Waking this morning to be in the Kick Ranch vineyard, to shoot and blog and write about the pick– but no one there. Glenn held up at another site and me driving around Kick looking for him. No blame, no blame at all! In fact, at one point I was quite lost and turned around in that pitch black stage and somehow finding my way out. Proud of myself for solving that little vine block puzzle. Not sure how, only time I’ve been out there with him is during day hours. But what a world and dark universe, stage it is out there by yourself; no light and only random animals running ‘round you and across the road. Jack rabbits, bobcat (saw 1), skunk (saw 2). One rabbit, not at all afraid of my Passat creeping by.
So, I went back to sleep when again home, surprising Alice I was back so early, and thankfully not waking little Kerouac. Just before sitting to these keys I thought about and nearly overdwelled on how tired I was, am. But I wouldn’t let it stop me and I can’t as this Thelonious song plays, “Work”, he tells me something through his notes and rhythms and I can hear Beat writers past telling me to keep playing, keep writing, write till you find IT. I’ll get in the shower around 10, then head to Petaluma for my 12PM meeting, then to the crush pad to meet up with Glenn and film more of whatever I can from the ’15 lenses. Wine in everything in my thoughts.. and I do want to, if I can, get by Cellars of Sonoma to taste a bit and add to compiling content for the startup.. and individual pages today, clean the desk’s top, and organize further.. sooner than soon I’ll be in the office and I can’t let the overload or apparent deluge of content and to-do’s muffle or mute me or my progress.
Cup 3 at left, haven’t taken a sip, not yet. More thoughts of selling wine creatively through the blog and through other crEATive streams. And then my creative works, for ‘Mike Madigan, Author’, no forgetting that. In fact, last night after the students at Mendo left I remained in the classroom taking advantage of the quiet and odd scene of the empty space and only me there still in my teaching position, sitting on the desk at class’ helm, one foot on ground and the other on the desk’s lower support bar. And just wrote. Week 5, done. So now we see real progress into Time and what it put on a plate for me to work and suffer and write through.

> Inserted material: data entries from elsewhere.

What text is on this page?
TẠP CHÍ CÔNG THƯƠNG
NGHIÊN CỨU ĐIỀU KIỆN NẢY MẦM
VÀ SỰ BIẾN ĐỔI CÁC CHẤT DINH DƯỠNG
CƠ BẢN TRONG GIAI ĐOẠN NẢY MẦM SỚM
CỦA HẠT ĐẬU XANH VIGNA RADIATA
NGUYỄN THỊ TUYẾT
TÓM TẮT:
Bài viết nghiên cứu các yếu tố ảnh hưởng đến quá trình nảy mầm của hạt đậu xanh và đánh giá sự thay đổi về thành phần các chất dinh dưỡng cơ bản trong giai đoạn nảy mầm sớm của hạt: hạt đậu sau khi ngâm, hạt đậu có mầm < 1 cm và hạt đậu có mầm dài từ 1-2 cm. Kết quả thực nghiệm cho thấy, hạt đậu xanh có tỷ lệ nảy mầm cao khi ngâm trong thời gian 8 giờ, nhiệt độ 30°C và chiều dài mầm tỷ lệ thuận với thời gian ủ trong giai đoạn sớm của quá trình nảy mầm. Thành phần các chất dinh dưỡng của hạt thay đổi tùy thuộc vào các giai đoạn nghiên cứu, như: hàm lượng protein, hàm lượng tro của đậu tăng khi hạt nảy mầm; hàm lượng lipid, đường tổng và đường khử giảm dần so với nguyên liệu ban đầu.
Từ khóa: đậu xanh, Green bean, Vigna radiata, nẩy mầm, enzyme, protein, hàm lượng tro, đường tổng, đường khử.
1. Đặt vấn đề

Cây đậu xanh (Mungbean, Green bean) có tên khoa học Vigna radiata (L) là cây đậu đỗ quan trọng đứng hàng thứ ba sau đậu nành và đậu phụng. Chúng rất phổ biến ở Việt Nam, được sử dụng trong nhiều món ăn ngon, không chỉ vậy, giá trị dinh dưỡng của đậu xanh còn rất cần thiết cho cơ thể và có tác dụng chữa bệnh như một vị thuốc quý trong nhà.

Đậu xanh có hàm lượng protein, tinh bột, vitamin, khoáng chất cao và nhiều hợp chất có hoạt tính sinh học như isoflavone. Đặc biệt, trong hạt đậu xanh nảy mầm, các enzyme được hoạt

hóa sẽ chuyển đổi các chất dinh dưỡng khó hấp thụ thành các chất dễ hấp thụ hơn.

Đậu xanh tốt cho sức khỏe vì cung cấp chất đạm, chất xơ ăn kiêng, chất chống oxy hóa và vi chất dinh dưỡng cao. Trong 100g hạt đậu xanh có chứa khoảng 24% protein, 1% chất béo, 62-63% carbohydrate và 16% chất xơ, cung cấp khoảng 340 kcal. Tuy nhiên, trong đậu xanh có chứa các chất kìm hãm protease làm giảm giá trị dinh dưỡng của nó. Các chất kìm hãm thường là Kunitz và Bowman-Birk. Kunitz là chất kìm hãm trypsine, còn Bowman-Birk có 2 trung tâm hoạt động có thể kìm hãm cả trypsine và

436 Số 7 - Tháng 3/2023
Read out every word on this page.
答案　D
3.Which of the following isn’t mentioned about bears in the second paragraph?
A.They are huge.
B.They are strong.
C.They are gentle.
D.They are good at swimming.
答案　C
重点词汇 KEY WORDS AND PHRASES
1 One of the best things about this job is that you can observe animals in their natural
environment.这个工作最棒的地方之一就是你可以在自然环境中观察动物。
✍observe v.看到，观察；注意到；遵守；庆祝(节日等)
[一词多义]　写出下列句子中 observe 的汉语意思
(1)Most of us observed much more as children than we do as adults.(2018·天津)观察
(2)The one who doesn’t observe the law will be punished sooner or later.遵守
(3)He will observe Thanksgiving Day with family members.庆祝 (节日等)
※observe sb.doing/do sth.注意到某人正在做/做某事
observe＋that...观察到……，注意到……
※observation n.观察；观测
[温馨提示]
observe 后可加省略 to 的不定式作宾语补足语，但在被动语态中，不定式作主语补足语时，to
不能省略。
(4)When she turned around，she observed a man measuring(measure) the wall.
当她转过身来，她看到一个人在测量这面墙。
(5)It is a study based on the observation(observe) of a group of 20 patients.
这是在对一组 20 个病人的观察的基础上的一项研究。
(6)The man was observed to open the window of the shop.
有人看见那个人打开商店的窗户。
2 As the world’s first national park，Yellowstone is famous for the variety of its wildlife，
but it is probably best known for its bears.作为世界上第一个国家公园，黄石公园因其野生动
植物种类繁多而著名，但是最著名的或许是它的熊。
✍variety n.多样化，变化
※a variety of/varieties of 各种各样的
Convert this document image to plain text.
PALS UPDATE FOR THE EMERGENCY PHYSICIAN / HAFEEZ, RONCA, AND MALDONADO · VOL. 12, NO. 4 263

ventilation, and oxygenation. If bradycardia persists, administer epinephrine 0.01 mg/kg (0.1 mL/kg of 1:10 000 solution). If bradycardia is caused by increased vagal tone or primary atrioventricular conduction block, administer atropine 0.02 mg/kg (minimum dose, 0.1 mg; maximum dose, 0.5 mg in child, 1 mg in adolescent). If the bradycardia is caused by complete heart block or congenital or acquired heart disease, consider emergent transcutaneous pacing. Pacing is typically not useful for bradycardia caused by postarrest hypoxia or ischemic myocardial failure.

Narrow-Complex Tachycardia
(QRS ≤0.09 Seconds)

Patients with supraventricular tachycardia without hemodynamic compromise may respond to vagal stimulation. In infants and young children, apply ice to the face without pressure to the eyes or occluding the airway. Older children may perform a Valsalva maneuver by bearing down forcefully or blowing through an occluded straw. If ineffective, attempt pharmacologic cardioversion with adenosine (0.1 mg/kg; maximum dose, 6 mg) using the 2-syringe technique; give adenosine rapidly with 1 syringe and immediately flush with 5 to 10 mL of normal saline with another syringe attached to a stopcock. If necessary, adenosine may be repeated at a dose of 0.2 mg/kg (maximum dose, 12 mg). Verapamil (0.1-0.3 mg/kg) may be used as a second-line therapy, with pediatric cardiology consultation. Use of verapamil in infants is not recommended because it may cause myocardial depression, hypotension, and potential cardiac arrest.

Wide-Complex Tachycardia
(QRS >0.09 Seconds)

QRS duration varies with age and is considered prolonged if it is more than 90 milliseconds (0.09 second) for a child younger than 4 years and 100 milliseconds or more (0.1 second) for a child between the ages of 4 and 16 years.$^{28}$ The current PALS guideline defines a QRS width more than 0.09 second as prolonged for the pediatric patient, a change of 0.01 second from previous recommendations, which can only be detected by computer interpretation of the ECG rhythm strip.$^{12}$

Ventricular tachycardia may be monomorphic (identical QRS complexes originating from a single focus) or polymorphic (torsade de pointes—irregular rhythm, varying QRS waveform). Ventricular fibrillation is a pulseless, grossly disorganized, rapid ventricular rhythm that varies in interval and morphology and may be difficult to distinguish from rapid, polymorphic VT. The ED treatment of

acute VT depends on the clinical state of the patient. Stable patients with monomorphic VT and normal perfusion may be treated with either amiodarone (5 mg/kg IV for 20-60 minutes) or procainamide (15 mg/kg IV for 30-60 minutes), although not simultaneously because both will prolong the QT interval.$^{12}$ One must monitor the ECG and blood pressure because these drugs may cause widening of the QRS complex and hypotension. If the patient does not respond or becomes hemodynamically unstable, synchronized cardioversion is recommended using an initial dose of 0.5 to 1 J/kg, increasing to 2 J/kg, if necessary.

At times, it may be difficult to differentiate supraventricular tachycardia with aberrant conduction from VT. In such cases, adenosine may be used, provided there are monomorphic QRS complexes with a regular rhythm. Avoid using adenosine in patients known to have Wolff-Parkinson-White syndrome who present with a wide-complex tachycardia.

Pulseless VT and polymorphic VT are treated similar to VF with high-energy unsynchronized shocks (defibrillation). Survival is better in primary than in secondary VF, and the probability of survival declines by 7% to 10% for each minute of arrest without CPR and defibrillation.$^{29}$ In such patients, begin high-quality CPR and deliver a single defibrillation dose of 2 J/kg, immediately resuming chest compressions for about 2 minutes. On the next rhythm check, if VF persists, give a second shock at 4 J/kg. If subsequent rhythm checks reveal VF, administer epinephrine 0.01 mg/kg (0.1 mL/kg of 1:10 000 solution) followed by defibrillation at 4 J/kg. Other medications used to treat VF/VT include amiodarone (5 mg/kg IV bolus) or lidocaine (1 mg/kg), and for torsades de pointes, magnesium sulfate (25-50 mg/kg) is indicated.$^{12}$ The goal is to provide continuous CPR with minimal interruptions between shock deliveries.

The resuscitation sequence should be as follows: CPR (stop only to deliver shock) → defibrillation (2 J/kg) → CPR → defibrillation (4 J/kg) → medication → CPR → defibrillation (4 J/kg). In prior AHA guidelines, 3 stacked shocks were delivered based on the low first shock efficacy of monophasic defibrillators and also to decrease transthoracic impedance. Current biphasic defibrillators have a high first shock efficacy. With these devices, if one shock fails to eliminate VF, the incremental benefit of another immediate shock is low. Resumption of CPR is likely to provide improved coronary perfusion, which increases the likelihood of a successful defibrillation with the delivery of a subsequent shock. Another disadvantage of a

Writings on wine.. the types I love and the types I avoid, and how to “analyze” wine or think about it– no, shouldn’t be a ‘how-to’ for any of it, I don’t think. That’d be like someone telling me how should be listening to and appreciating this jazz. Ridiculous. Wine is music and it is a voice, a conversation between palate and flavored pulse. It’s always yours and you should think of it and remember it so.